Microsoft zdecydował się na wprowadzenie poprawek do swojego oprogramowania sprawdzającego legalność systemu - Windows Genuine Advantage (WGA). Zrobił to, ponieważ WGA zostało porównane do spyware.
WGA zostało po raz pierwszy porównane do spyware przez Laurena Weinsteina, założyciela organizacji People for Internet Responsibility (PFIR).
Weinstein zauważył, że WGA próbuje kontaktować się z serwerami Microsoftu przy każdym starcie systemu, nawet wtedy, jeśli jego legalność została juz przezeń stwierdzona. Spostrzeżenia te opisał na swoim blogu, pytając o to, czy takie działanie nie nosi cech oprogramowania szpiegującego.
Czy rzeczywiście WGA może być porównane do spyware? Analitycy są ostrożni, ale nie zaprzeczają. Spyware, podobnie jak pornografię, trudno czasem zdefiniować - uważa Peter Firstbrook, analityk wpływowej firmy Gartner, cytowany przez serwis NewsFactor. Można to oceniać mierząc szkody, jakie oprogramowanie wyrządza użytkownikowi.

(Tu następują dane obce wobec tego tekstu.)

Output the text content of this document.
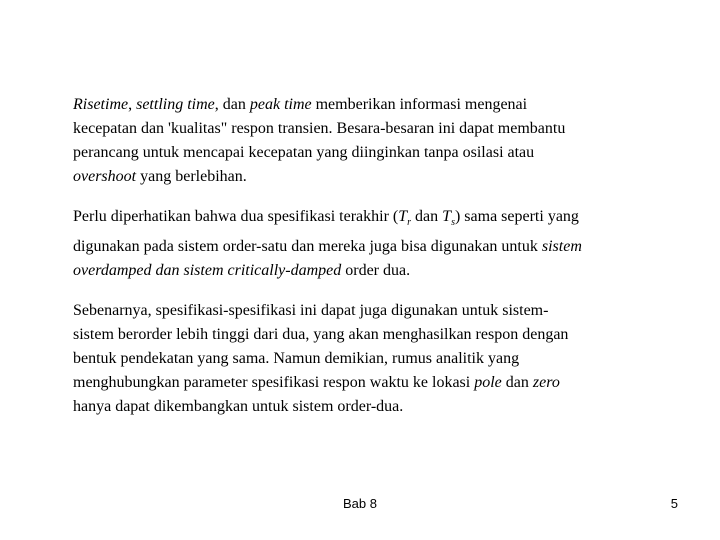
Risetime, settling time, dan peak time memberikan informasi mengenai
kecepatan dan 'kualitas" respon transien. Besara-besaran ini dapat membantu
perancang untuk mencapai kecepatan yang diinginkan tanpa osilasi atau
overshoot yang berlebihan.

Perlu diperhatikan bahwa dua spesifikasi terakhir ($T_r$ dan $T_s$) sama seperti yang
digunakan pada sistem order-satu dan mereka juga bisa digunakan untuk sistem
overdamped dan sistem critically-damped order dua.

Sebenarnya, spesifikasi-spesifikasi ini dapat juga digunakan untuk sistem-
sistem berorder lebih tinggi dari dua, yang akan menghasilkan respon dengan
bentuk pendekatan yang sama. Namun demikian, rumus analitik yang
menghubungkan parameter spesifikasi respon waktu ke lokasi pole dan zero
hanya dapat dikembangkan untuk sistem order-dua.

Bab 8	5
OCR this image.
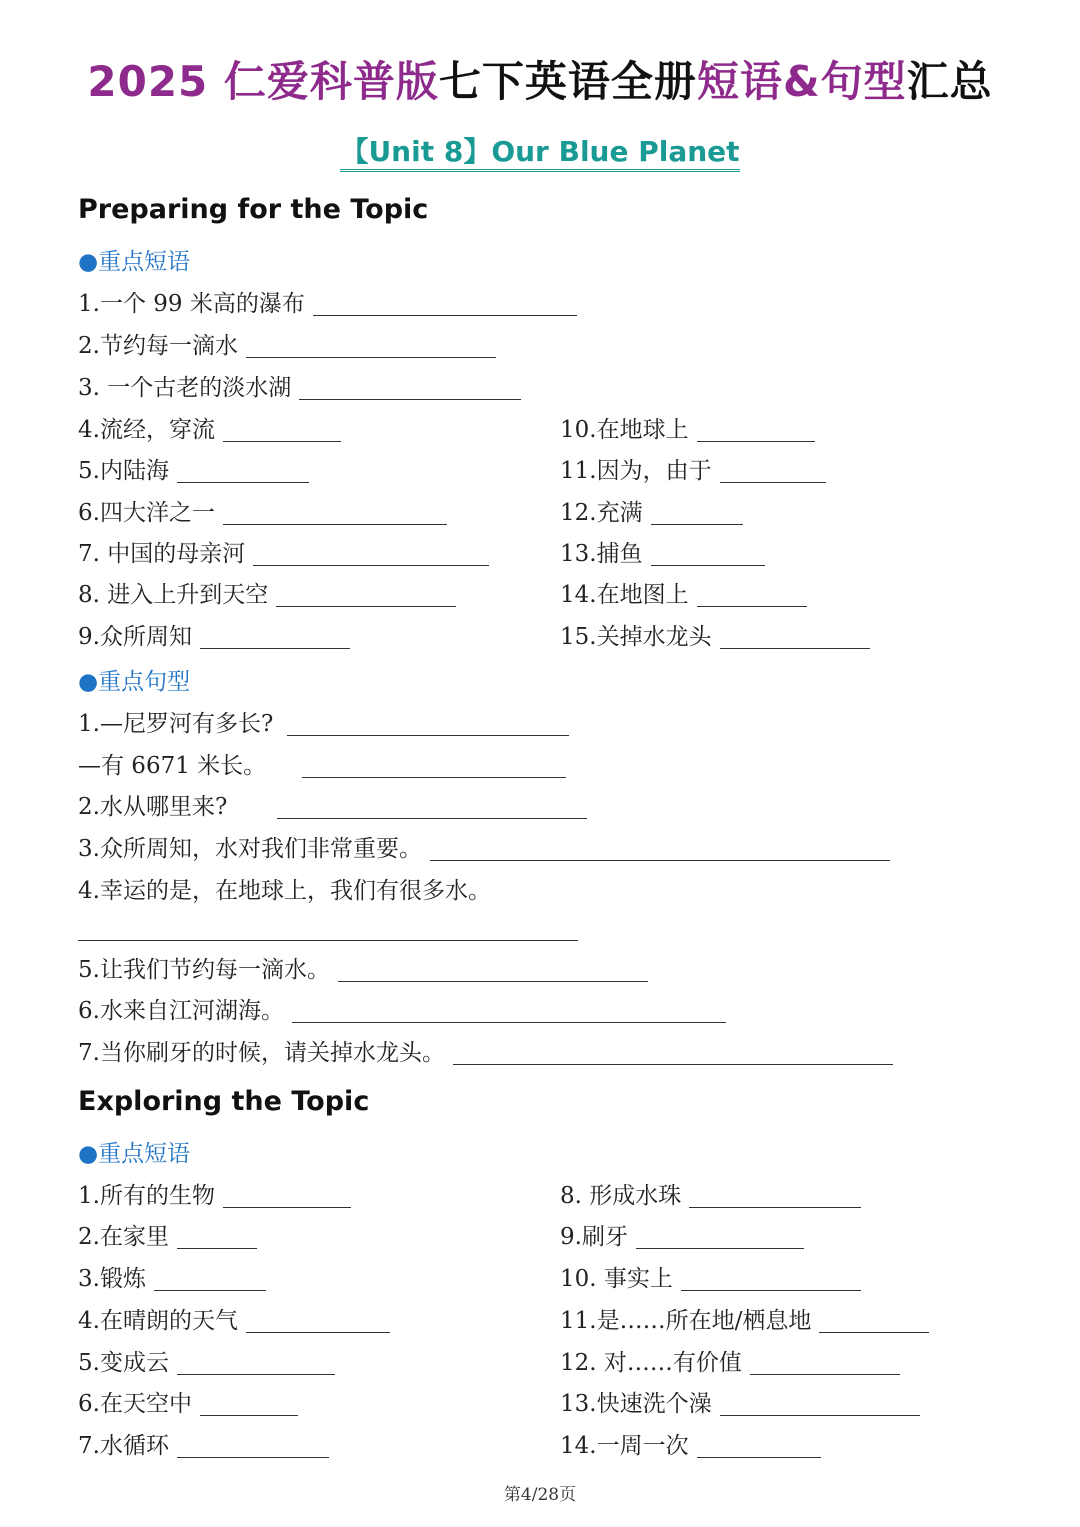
2025 仁爱科普版七下英语全册短语&句型汇总
【Unit 8】Our Blue Planet
Preparing for the Topic
●重点短语
1.一个 99 米高的瀑布
2.节约每一滴水
3. 一个古老的淡水湖
4.流经，穿流
5.内陆海
6.四大洋之一
7. 中国的母亲河
8. 进入上升到天空
9.众所周知
10.在地球上
11.因为，由于
12.充满
13.捕鱼
14.在地图上
15.关掉水龙头
●重点句型
1.—尼罗河有多长?
—有 6671 米长。
2.水从哪里来?
3.众所周知，水对我们非常重要。
4.幸运的是，在地球上，我们有很多水。
5.让我们节约每一滴水。
6.水来自江河湖海。
7.当你刷牙的时候，请关掉水龙头。
Exploring the Topic
●重点短语
1.所有的生物
2.在家里
3.锻炼
4.在晴朗的天气
5.变成云
6.在天空中
7.水循环
8. 形成水珠
9.刷牙
10. 事实上
11.是……所在地/栖息地
12. 对……有价值
13.快速洗个澡
14.一周一次
第4/28页
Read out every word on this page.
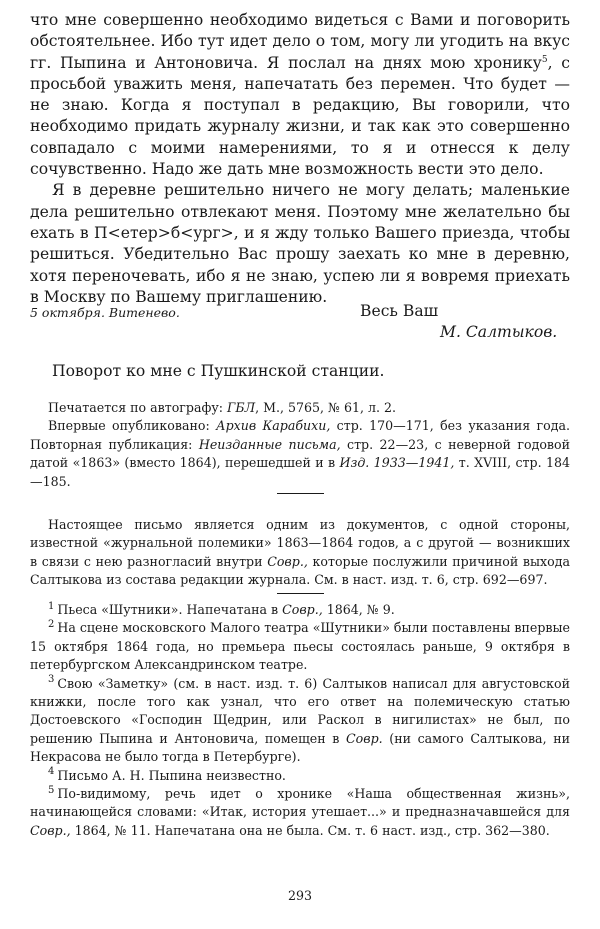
что мне совершенно необходимо видеться с Вами и поговорить обстоятельнее. Ибо тут идет дело о том, могу ли угодить на вкус гг. Пыпина и Антоновича. Я послал на днях мою хронику$^5$, с просьбой уважить меня, напечатать без перемен. Что будет — не знаю. Когда я поступал в редакцию, Вы говорили, что необходимо придать журналу жизни, и так как это совершенно совпадало с моими намерениями, то я и отнесся к делу сочувственно. Надо же дать мне возможность вести это дело.

Я в деревне решительно ничего не могу делать; маленькие дела решительно отвлекают меня. Поэтому мне желательно бы ехать в П<етер>б<ург>, и я жду только Вашего приезда, чтобы решиться. Убедительно Вас прошу заехать ко мне в деревню, хотя переночевать, ибо я не знаю, успею ли я вовремя приехать в Москву по Вашему приглашению.

5 октября. Витенево.	Весь Ваш
М. Салтыков.
Поворот ко мне с Пушкинской станции.

Печатается по автографу: ГБЛ, М., 5765, № 61, л. 2.

Впервые опубликовано: Архив Карабихи, стр. 170—171, без указания года. Повторная публикация: Неизданные письма, стр. 22—23, с неверной годовой датой «1863» (вместо 1864), перешедшей и в Изд. 1933—1941, т. XVIII, стр. 184—185.

Настоящее письмо является одним из документов, с одной стороны, известной «журнальной полемики» 1863—1864 годов, а с другой — возникших в связи с нею разногласий внутри Совр., которые послужили причиной выхода Салтыкова из состава редакции журнала. См. в наст. изд. т. 6, стр. 692—697.

$^1$ Пьеса «Шутники». Напечатана в Совр., 1864, № 9.

$^2$ На сцене московского Малого театра «Шутники» были поставлены впервые 15 октября 1864 года, но премьера пьесы состоялась раньше, 9 октября в петербургском Александринском театре.

$^3$ Свою «Заметку» (см. в наст. изд. т. 6) Салтыков написал для августовской книжки, после того как узнал, что его ответ на полемическую статью Достоевского «Господин Щедрин, или Раскол в нигилистах» не был, по решению Пыпина и Антоновича, помещен в Совр. (ни самого Салтыкова, ни Некрасова не было тогда в Петербурге).

$^4$ Письмо А. Н. Пыпина неизвестно.

$^5$ По-видимому, речь идет о хронике «Наша общественная жизнь», начинающейся словами: «Итак, история утешает...» и предназначавшейся для Совр., 1864, № 11. Напечатана она не была. См. т. 6 наст. изд., стр. 362—380.

293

Z kolei Jonathan Penn z firmy Forrester mówi, że każdy przejaw kontaktów pomiędzy oprogramowaniem i jego sprzedawcą może wzbudzać wątpliwości tych, którym zależy na prywatności. W tym przypadku kontakty te były niepokojąco częste.
Przedstawiciele Microsoftu skontaktowali się z Weinsteinem i odbyli z nim dyskusje na ten temat. Ostatecznie firma z Redmond postanowiła wprowadzić zmiany do oprogramowania WGA. Teraz, będzie się ono kontaktowało z serwerami Microsoftu co 14 dni.